La Europa Fortaleza, cuya manifestación quizás más impresionante sean las fronteras valladas de Ceuta y Melilla, recuerda mucho un error ya cometido en el pasado. Como dijo George Santayana, «Aquellos que no recuerdan el pasado están condenados a repetirlo». Tenemos que reflexionar, es más, tenemos que problematizar nuestra visión del mundo y plantearnos el enorme coste que en términos de justicia conlleva replegarse sobre sí mismos. Y una vez aprendida la lección del pasado, no podemos dejar de pensar qué Europa queremos construir.
Son cada vez más los Estados que no sólo se niegan a acoger los numerosos refugiados que llaman a su puertas, sino que incluso modifican sus leyes con el fin de criminalizar la hospitalidad que puedan practicar sus nacionales o las organizaciones humanitarias. La hospitalidad, como es sabido, es un deber que desde la antigüedad prescriben todos los códigos morales. ¿No están avanzando así los Estados, incluso los democráticos, hacia su ‘desmoralización’ y, con ello, hacia su deslegitimación?

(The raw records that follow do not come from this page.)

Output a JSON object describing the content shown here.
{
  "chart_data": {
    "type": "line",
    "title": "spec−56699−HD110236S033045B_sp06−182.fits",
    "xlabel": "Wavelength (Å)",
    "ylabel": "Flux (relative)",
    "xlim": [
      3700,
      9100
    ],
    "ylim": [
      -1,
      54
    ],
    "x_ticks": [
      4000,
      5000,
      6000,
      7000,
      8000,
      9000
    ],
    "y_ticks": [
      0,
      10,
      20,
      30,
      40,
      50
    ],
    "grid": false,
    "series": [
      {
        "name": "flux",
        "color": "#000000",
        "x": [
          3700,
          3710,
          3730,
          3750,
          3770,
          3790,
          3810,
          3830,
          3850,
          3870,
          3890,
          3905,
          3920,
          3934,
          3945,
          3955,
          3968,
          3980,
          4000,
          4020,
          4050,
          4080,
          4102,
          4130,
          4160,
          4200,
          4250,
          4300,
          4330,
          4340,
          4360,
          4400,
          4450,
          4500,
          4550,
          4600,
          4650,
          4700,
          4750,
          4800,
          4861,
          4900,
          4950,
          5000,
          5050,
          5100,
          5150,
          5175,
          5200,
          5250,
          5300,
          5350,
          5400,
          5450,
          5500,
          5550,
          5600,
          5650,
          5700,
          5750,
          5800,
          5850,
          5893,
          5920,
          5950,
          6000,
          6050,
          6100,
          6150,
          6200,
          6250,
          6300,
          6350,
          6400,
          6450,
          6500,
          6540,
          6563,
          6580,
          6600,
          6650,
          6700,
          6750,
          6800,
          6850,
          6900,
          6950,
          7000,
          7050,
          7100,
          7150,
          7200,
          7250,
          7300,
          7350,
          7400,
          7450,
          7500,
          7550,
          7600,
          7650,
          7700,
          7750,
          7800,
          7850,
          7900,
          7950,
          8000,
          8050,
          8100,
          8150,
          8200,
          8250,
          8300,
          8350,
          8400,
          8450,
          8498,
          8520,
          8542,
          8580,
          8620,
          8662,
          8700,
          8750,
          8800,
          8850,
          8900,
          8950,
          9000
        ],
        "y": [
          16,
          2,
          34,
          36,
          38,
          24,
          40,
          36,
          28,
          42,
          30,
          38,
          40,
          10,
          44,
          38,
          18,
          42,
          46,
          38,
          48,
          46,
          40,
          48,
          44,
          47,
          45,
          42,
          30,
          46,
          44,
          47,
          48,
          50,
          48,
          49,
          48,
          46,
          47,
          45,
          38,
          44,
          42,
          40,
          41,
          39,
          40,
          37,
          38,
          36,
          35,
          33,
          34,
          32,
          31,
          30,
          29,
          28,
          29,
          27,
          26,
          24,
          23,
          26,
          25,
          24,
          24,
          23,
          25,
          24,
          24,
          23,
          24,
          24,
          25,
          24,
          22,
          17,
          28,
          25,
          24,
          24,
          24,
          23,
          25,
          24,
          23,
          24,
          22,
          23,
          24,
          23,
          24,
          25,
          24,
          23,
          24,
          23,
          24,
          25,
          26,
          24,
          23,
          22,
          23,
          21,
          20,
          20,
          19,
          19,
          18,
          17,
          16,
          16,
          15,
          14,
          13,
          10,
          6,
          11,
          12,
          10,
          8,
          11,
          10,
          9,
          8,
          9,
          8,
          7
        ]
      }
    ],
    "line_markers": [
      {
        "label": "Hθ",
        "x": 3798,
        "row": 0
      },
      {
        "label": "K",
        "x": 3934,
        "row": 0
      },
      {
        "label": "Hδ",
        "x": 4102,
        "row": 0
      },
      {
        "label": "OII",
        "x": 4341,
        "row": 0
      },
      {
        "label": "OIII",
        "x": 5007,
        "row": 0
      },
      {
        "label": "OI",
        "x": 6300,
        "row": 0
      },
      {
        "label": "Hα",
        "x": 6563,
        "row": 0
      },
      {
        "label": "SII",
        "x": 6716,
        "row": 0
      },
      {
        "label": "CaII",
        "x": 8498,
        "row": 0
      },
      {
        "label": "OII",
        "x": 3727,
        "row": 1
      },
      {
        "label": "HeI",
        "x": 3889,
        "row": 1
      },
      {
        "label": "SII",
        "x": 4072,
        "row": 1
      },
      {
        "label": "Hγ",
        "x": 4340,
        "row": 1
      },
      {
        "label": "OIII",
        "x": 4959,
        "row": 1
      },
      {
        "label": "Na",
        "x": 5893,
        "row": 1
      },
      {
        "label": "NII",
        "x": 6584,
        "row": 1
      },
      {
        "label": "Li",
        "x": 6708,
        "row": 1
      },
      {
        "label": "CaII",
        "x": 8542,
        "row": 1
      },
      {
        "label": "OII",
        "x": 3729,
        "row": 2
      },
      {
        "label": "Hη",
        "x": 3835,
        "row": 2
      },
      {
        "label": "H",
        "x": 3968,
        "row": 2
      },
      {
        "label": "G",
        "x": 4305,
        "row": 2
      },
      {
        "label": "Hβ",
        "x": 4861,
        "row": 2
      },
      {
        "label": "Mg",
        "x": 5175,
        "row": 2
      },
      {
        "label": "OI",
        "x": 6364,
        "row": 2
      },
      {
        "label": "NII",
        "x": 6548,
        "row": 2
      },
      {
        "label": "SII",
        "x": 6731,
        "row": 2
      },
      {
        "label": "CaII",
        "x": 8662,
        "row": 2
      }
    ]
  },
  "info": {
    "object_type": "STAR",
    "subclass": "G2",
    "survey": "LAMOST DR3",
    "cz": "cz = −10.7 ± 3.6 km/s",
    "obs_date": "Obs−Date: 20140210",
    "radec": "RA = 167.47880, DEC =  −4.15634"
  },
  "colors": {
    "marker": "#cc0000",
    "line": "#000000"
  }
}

Reproduzco aquí la siguiente cita de un artículo de Milagros Pérez Oliva:
«Ahora resulta que los salvavidas rojos de la organización Proactiva Open Arms, que ha rescatado a miles de náufragos en el Mediterráneo, han dejado de ser el símbolo de una misión humanitaria que no se resigna a que el Mare Nostrum sea una gran tumba de vidas e ilusiones, para convertirse en el arma del delito de una peligrosa organización criminal. O al menos eso parece. […] Los acuerdos con Libia han permitido un cambio de escenario: ya no se trata de rescatar para salvar, sino de rescatar para devolver. Y en esa nueva estrategia, las organizaciones humanitarias pueden ser un estorbo.»